Each PhD candidate now gets to choose whether he or she wants to hold the PhD ceremony online or on campus still. Until April 6, the dean of the department in question had to make a decision about that. Koenraad: “Now that we’ve gotten further along in this process and had some positive experiences with the online defense of graduation projects by our Master’s students and PDEng’s, who already started doing it online immediately, we want to deal with it a bit more relaxed. It’s their party too after all, so we let them decide. The deans will actively approach the PhD candidates for this in the coming days. It was also decided that PhD candidates should once again have the possibility to request a date for the ceremony at the Office of Doctoral Presentations and Academic Ceremonies.”

Sufficient accommodation

Five online doctoral presentations took place already by now, Koenraad says. According to him almost forty doctoral presentations were scheduled to take place in the period up to the summer holiday. “In total about twenty of these will take place online. We’ve already taken some steps to ensure that we have sufficient accommodation once it becomes possible again to organize the ceremony on campus. We want to prevent people from having to wait too long for their doctoral presentation.”
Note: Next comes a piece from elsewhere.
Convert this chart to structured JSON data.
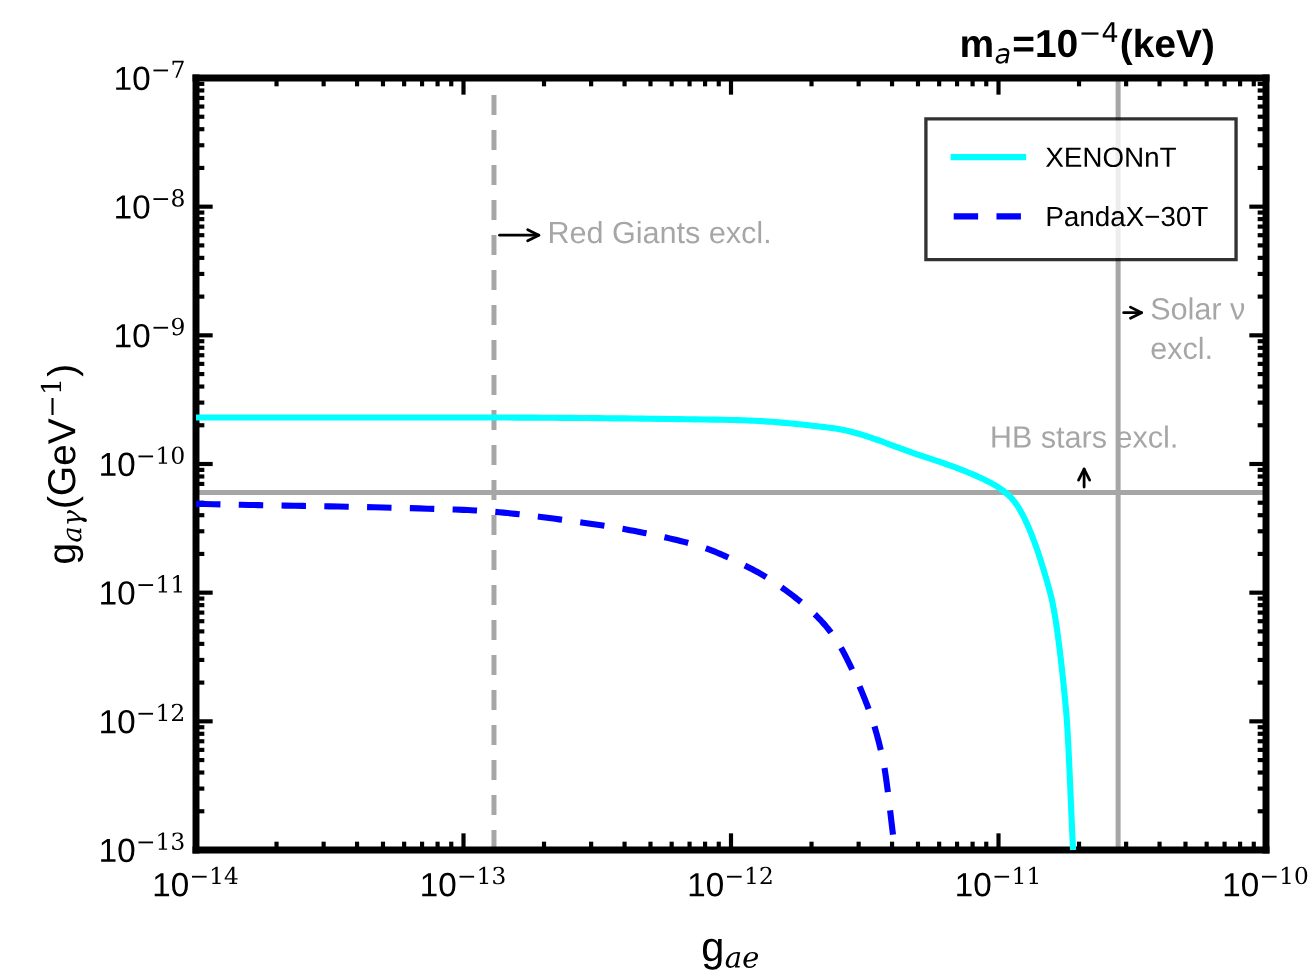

Naturally, the online ceremony is much more sober than the one held on campus. Koenraad: “It’s an online meeting between the PhD candidate and the members of the doctoral committee. Besides the supervisor and co-supervisor at least four committee members need to take part. The committee’s secretary keeps the time and loudly says ‘hora est’ when the hour is over, which is then repeated by the committee’s chairman. Family and friends can’t join in online unfortunately during this ceremony.” But Koenraad says that the university is looking into ways how to make this possible.